Двери кабака сорваны, притворы и те выворочены, видимо, целовальники не сразу уступили царев кабак питухам.
Стойка кабака против дверей, за стойкой в одну ступень рундук целовальничий, с него было видно далеко. Анкудим вгляделся, узнал стоящего на дворе Сеньку, закричал:
– Праведники, пиющие вино мое! Влеките ко мне на питейный помост сына моего духовного, ибо он восстал из мертвых в трет день по писанию, и тому, кой от нас вознесется на небо, подобает пити и в ангельских чинах быти! Того самого, в коричневом армяке-е!
На Сеньку потянулись руки пьяных, но, растолкав питухов, Сенька ушел за ворота.
Пробираясь в Стрелецкую, Сенька видел на крестцах улиц горевшие костры, в них божедомы сжигали платье умерших от моровой язвы.
«Сегодня постой сыщу дома… завтра надо узнать место, где нет загородок, – в Коломну пойти по Тимошку…» – думал он.
Деревянные дома, рубленные в лапу, крытые берестой и лишь редкие – тесом, гнилые столбы на перекрестках, верх таких столбов домиком с кровлей, в нем за рваной слюдой икона. Небо тусклое, как из овчин серых овец, небо без единого просвета, а в нем стаи воронья с картавым граем и воронье на заборах, а на перекрестках же недально от столбов с иконами огни, и у огней зяблые руки и лица нищих из божьего дома…
На сердце у Сеньки от неведомого будущего муть и тупая боль.
Вспомнились слова Ивана-дьякона: «Искал, сыне, я волю, да воля без куска хлеба завела в неволю».
– А, нет!
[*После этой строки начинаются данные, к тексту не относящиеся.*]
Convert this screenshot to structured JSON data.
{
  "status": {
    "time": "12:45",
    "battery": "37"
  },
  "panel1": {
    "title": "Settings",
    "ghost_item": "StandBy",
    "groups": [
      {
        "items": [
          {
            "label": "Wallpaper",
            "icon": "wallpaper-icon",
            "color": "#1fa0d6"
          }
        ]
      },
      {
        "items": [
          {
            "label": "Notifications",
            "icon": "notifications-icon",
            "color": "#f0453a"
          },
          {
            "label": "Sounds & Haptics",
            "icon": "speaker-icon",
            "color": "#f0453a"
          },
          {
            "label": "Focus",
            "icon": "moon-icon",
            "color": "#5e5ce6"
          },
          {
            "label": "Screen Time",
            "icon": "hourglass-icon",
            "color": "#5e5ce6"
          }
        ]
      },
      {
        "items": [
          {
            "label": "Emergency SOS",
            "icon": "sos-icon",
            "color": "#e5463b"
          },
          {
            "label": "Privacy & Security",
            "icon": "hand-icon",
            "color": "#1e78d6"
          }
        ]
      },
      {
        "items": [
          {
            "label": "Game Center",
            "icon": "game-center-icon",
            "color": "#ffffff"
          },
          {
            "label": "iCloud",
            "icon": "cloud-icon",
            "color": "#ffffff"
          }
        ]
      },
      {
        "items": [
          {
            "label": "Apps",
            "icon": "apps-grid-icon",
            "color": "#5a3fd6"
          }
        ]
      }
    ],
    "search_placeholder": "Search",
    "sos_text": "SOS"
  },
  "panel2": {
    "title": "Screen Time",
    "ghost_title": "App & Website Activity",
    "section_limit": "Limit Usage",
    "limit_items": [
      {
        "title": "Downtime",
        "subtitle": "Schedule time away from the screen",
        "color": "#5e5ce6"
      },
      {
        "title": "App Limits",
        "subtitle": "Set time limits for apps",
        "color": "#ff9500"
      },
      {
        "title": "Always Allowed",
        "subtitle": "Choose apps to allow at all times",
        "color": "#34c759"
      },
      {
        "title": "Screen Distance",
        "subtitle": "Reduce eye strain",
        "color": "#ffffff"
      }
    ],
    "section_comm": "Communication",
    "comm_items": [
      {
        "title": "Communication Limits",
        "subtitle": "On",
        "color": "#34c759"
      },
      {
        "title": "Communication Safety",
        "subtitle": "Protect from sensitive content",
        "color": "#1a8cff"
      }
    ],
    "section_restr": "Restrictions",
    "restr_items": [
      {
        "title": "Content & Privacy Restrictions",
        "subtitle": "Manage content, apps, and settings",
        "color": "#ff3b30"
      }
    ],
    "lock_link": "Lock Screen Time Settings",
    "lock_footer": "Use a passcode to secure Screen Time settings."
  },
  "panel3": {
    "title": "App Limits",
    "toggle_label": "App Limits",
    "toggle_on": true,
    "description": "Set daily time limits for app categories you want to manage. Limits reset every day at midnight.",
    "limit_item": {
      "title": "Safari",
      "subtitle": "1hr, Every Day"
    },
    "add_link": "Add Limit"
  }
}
Из неволи иду, туга моя оттого, что у чужих пригрелся… надо искать своих… В кинутой жисти один лишь Иван свой – его жаль…
От костров по улицам шел тряпичный смрад. Сеньке стало казаться, что и грязь густая, черная пахла тем же смрадом.
В одном месте, близ Москворецкого моста, дворянин-жилец [126] в рыжем бархатном кафтане и трое его холопов стащили с лошади какого-то горожанина, избивали плетьми, приговаривая:
– Ты, собачий сын, шлюхин выкидыш, и перед митрополитом чинил бы свое воровство…
Горожанин, встретясь, не слез с лошади и шапки не снял.
Сенька скрозь кафтан потрогал шестопер, но не вступился за избитого: «Надо быть мене знаему и видиму столь же…»
Свой дом стрелецкий сын нашел пустым, зловеще молчаливым, с раскрытыми пустыми хлевами и конюшнями.
Он кинулся в клеть – никого. Взбежал по лестнице в горницу и у порога распахнутой настежь двери остановился: в большом угЛу под образами, где горели три восковые свечи, лежали рядом отец Лазарь и мать Секлетея, оба закинутые одним одеялом. У матери лицо завешено до глаз, у отца открытое, борода сплошь в крови.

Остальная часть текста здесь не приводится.